Ketika jaraknya sudah dekat, balita tadi langsung melepas genggaman tangan Isya dan berlari menuju Rama.

Rama yang sudah hapal sekali dengan balita cantik ini segera berjongkok dan merentangkan tangannya.

Dalam hitungan detik, balita itu masuk dalam pelukan Rama.

Rama bangkit, masih menggendong balita bernama Ana ini.

"Kakak Isya ulang tahun An. Bilang apa? Selamat?" Rama berinteraksi dengan balita itu. Sedangkan sang bayi yang memang belum fasih berbicara ini hanya sekedar membuka dan menutup mulutnya.

"Nanti kalau Ana udah bisa ngomong, ucapin ke Isya ya?" pinta Isya menarik tangan Rama yang menggendong Ana hanya untuk merendahkan gendongan lelaki itu.
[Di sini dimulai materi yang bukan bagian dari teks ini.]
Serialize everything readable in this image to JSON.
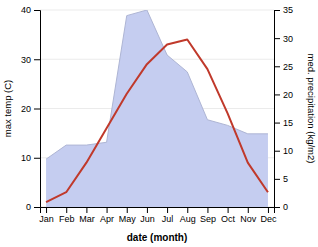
{
  "chart_data": {
    "type": "line",
    "categories": [
      "Jan",
      "Feb",
      "Mar",
      "Apr",
      "May",
      "Jun",
      "Jul",
      "Aug",
      "Sep",
      "Oct",
      "Nov",
      "Dec"
    ],
    "xlabel": "date (month)",
    "ylabel": "max temp (C)",
    "y2label": "med. precipitation (kg/m2)",
    "ylim": [
      0,
      40
    ],
    "yticks": [
      0,
      10,
      20,
      30,
      40
    ],
    "y2lim": [
      0,
      35
    ],
    "y2ticks": [
      0,
      5,
      10,
      15,
      20,
      25,
      30,
      35
    ],
    "grid": true,
    "series": [
      {
        "type": "area",
        "axis": "y2",
        "color": "#c5cdf0",
        "values": [
          8.5,
          11,
          11,
          11.5,
          34,
          35,
          27,
          24,
          15.5,
          14.5,
          13,
          13
        ]
      },
      {
        "type": "line",
        "color": "#c0392b",
        "values": [
          1,
          3,
          9,
          16,
          23,
          29,
          33,
          34,
          28,
          19,
          9,
          3
        ]
      }
    ]
  }
}
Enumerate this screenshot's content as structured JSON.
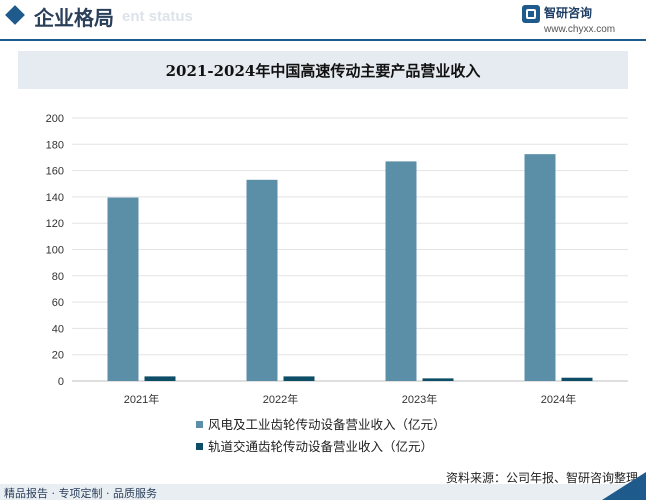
{
  "header": {
    "title": "企业格局",
    "subtitle_en": "ent status",
    "brand_name": "智研咨询",
    "brand_url": "www.chyxx.com"
  },
  "chart_data": {
    "type": "bar",
    "title": "2021-2024年中国高速传动主要产品营业收入",
    "categories": [
      "2021年",
      "2022年",
      "2023年",
      "2024年"
    ],
    "series": [
      {
        "name": "风电及工业齿轮传动设备营业收入（亿元）",
        "color": "#5b8fa8",
        "values": [
          139.5,
          153,
          167,
          172.5
        ]
      },
      {
        "name": "轨道交通齿轮传动设备营业收入（亿元）",
        "color": "#0e4d66",
        "values": [
          3.5,
          3.5,
          2,
          2.5
        ]
      }
    ],
    "ylim": [
      0,
      200
    ],
    "yticks": [
      0,
      20,
      40,
      60,
      80,
      100,
      120,
      140,
      160,
      180,
      200
    ],
    "grid": true,
    "legend_position": "bottom"
  },
  "footer": {
    "source": "资料来源：公司年报、智研咨询整理",
    "tagline": "精品报告 · 专项定制 · 品质服务"
  }
}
Isya mencium Ana penuh sayang.

Dengan terburu-buru Natania dan Iko yang menggendong bocah laki-laki yang merupakan anak keduanya masuk bersama beberapa teman Isya yang sudah datang.

Tema ulang tahun Isya kali ini adalah broken white. Isya sendiri yang meminta. Jadilah semua anggota keluarga diminta memakai baju berwarna putih.

Isya yang melihat teman-temannya datang segera meninggalkan Rama dan Ana, berlari menyapa teman-temannya.

Natania yang sudah selesai berbincang-bincang dengan orang tua teman Isya yang datang segera berjalan menuju adik laki-lakinya.

"Aduuh, Ana cantik banget sih. Anaknya siapa?" goda Natania jahil sambil melirik ke arah Rama.

Rama yang paham maksud kakaknya itu hanya tersenyum lebar dan mengelus rambut balita itu penuh sayang.

Saat Natania kembali ingin bersuara, Iko memanggil istrinya dan Natania pun segera pergi ke arah dimana Iko memanggil.

Rama melihat potret keluarganya sekarang. Sungguh harmonis.

Dimana ibu dan ayahnya duduk di kursi bersama orang tua keluarga dari Iko, mereka akur. Rama bersyukur Tuhan memberikan hidup yang sempurna sekarang.

Sebelum akhirnya Natania berteriak memanggil Isya, tapi entah kenapa hatinya seolah ikut terpanggil mendengar nama itu.

"Isya, Tante Anisa dateng!"

Dan bagaikan sulap! Rama seolah ditarik ke dunia yang berbeda ketika menatap sepasang mata milik wanita itu. Wanita yang semakin cantik walau Rama sudah lama tak melihatnya.